To keep your septic system healthy, make sure you properly dispose of your medications. There are always places within your community that offer to take in unused medication to be properly disposed of. If you cannot reach your community medication program, you can crush up your medicine and place it with some undesirable substance, usually kitty litter, in a sealable plastic baggie. This will help to prevent animals from thinking it is edible and trying to consume whatever is in your trash. Then you can simply throw out that plastic bag with your regular garbage.
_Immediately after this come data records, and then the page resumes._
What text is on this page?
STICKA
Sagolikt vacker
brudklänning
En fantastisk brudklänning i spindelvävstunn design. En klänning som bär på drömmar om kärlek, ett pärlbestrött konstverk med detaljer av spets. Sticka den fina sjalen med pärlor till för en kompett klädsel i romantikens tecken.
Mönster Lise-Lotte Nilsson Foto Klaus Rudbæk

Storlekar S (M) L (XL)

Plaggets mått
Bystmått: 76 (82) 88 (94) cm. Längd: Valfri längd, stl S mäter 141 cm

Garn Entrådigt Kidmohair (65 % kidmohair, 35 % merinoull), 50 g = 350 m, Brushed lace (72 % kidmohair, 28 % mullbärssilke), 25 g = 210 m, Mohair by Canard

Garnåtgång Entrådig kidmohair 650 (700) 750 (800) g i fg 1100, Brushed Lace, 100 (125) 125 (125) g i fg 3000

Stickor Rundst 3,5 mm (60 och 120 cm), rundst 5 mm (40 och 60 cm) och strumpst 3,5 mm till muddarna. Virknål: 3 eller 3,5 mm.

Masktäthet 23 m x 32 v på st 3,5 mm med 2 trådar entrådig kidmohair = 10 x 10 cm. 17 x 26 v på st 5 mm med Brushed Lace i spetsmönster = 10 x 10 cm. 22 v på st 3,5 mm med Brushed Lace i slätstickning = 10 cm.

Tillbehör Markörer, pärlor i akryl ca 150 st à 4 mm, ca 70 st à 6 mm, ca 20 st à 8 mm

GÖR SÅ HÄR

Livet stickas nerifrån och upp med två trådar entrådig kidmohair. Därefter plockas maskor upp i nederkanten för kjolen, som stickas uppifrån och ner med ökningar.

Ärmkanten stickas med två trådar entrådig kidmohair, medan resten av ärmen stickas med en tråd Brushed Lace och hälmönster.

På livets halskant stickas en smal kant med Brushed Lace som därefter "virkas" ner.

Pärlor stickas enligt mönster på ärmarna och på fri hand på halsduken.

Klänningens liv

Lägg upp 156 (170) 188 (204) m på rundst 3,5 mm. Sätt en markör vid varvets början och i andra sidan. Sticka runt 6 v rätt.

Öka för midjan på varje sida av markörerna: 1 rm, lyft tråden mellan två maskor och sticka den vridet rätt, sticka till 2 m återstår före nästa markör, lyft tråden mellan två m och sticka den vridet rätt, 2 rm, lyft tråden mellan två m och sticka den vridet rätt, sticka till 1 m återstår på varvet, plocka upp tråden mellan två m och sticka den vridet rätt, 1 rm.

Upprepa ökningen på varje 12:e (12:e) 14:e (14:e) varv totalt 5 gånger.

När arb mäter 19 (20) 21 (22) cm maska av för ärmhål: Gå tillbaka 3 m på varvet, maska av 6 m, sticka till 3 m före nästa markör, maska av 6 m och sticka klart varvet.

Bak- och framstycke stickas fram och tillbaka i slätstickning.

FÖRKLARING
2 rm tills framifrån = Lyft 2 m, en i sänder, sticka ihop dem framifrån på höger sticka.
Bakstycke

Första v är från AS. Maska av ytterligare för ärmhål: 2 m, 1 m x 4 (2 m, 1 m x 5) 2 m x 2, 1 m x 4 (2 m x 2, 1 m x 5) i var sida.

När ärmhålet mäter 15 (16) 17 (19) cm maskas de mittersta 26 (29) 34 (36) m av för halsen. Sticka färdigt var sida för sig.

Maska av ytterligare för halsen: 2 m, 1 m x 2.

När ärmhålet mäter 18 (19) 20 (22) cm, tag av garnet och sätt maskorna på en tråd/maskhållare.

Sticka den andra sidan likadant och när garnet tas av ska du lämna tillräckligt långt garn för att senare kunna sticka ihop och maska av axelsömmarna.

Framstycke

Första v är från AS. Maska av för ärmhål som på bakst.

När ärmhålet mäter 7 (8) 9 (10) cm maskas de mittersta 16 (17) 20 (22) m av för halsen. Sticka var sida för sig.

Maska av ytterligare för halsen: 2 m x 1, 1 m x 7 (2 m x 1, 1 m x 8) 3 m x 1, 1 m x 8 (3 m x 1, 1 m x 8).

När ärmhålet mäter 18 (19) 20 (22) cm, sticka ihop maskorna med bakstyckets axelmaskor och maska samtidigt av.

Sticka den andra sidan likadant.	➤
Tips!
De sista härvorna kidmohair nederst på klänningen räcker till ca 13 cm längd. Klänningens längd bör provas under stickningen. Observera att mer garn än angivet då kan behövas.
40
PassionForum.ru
  • I appreciate the information you shared on why you shouldn’t be flushing medications into septic systems. I am definitely guilty of flushing medicine down my toilet. It might be a good idea for me to contact a septic cleaning service and have them pump my tank out.
    - Dennis Sanchez
  • Post more! Seriously, I am really digging what you have written so far. I’ve scanning your blog right now for more things to read.
    - Jay
  • Wow, I had no idea that flushing meds had that effect on a system, though I suppose that interfering with the bacterial growth in the system would cause some problems, like antibiotics do to my stomach. My husband and I have been flushing some of our pain medications after recovering from some recent surgical procedures, and though we did break it up and try to dilute the pills somewhat, it still could potentially harm the environment and cause problems for the wildlife, as you said. We’ll be sure to stop doing that and get our septic system cleaned out so that we don’t have any residual effects lingering from our previous poor habits.
    - Rhianna Hawk
  • It’s so true that many people tend to flush unwanted items in the toilet. This would explain the cause of the septic problems she’s starting to deal with. She treats her toilets like a garbage disposal.
    - Becca Holton
  • Thanks for bringing to my attention that medications can affect the bacterial growth in your septic tank. I hadn’t considered that flushing medications could be a damaging method of disposal. With that in mind, I’ll definitely stop doing that in the future, and maybe it would be a good idea to have a professional come and check our tank to make sure it’s still functioning properly and has the right bacteria.
    - Lillian Schaeffer
  • I want to make sure that I take care of my septic tank. I didn’t realize it was so important to be careful what you flush down the drain! I’ve flushed medication down the drain before, so I might have to see if I can get a professional to check to make sure that my drain makes sense.
    - Braden Bills
  • I had no idea that septic systems have their own gasses and chemicals. I just thought they were a container for waste. My wife flushed her old antibiotics down the sink the other day. I hope it didn’t screw up my septic system. I’ll have to call someone to come check it for me.
    - Kody Loveless
  • I own a house with a septic tank and want to take good care of him. Thanks for the advice about how flushing medication can harm the environment by seeping into the ground. It would also be good to get your septic tank inspected by a professional once a year.
    - Sarah Smith
  • My grandmother disposes of her old medications my flushing them down the toilet. So, I like that you pointed out that isn’t a good thing to do because it causes damage to your tank. It seems that I should take her expired medication take them to a disposal place.
    - emily bennette
  • I had no idea that flushing medications could harm my septic system! I’m SO glad I found this post. I usually get rid of old/expired medications by flushing them, so I’ll make sure to stop doing that. Do you think I should look into getting my septic tank professionally cleaned in order to reverse the damage I’ve done?
    - Megan Earl
  • Medications are not the only thing your find in septic tanks. People will call a cesspool service for whatever problem they are having. After conducting a video inspection, You will find tampons, condoms, toys, animal bones, etc.